Yale Economist Introduces Proposal to Settle Debate Between Pharmaceutical Companies and Developing Nations
A proposal to "resolve the conflict between drug companies desperate to defend their patents and poor nations desperate to buy cheap drugs" to treat AIDS is "attracting attention" from policymakers and pharmaceutical companies, the Wall Street Journal reports. Yale University economist Jenny Lanjouw crafted the proposal, under which pharmaceutical companies "would surrender patent rights for any new AIDS drugs in poor countries but enforce them in rich ones." The plan is "creating a stir" at the World Bank and United Nations, and the U.S. Treasury Department held a conference on the plan last week.
Rich or Poor?
The "key" to the proposal, which will be published by the Brookings Institution this week, is to create two separate markets for new drugs -- one encompassing poor countries, where "unfettered competition would keep prices low"; and one in rich countries, where drug companies would enforce patents to "earn the profits they require to finance new research." Drug companies would be required to choose between enforcing patent protections in rich countries or poor countries.
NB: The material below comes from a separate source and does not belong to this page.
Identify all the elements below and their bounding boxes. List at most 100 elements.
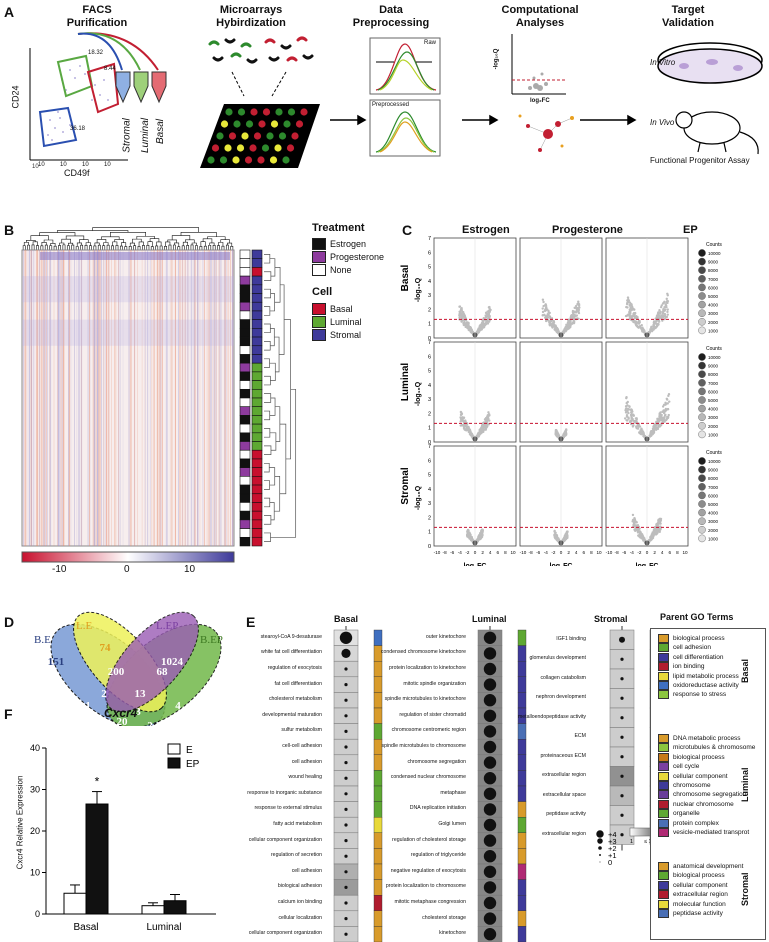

The Journal explains that a drug company with a new malaria drug might choose to enforce patents in poor countries, where most malaria patients live. But a company developing a new cancer or AIDS treatment might prefer to establish patent rights in the United States and Europe, where the most profit could be made. The proposal is being viewed as a "starting point for discussion" on how developing countries can obtain cheaper drugs without compromising drug research, the Journal reports. But pharmaceutical companies are still concerned that generic drugs produced in developing countries could "leak" into U.S. and European markets. Merck, which is reviewing the proposal, has not yet delivered a response (Phillips, Wall Street Journal, 6/13).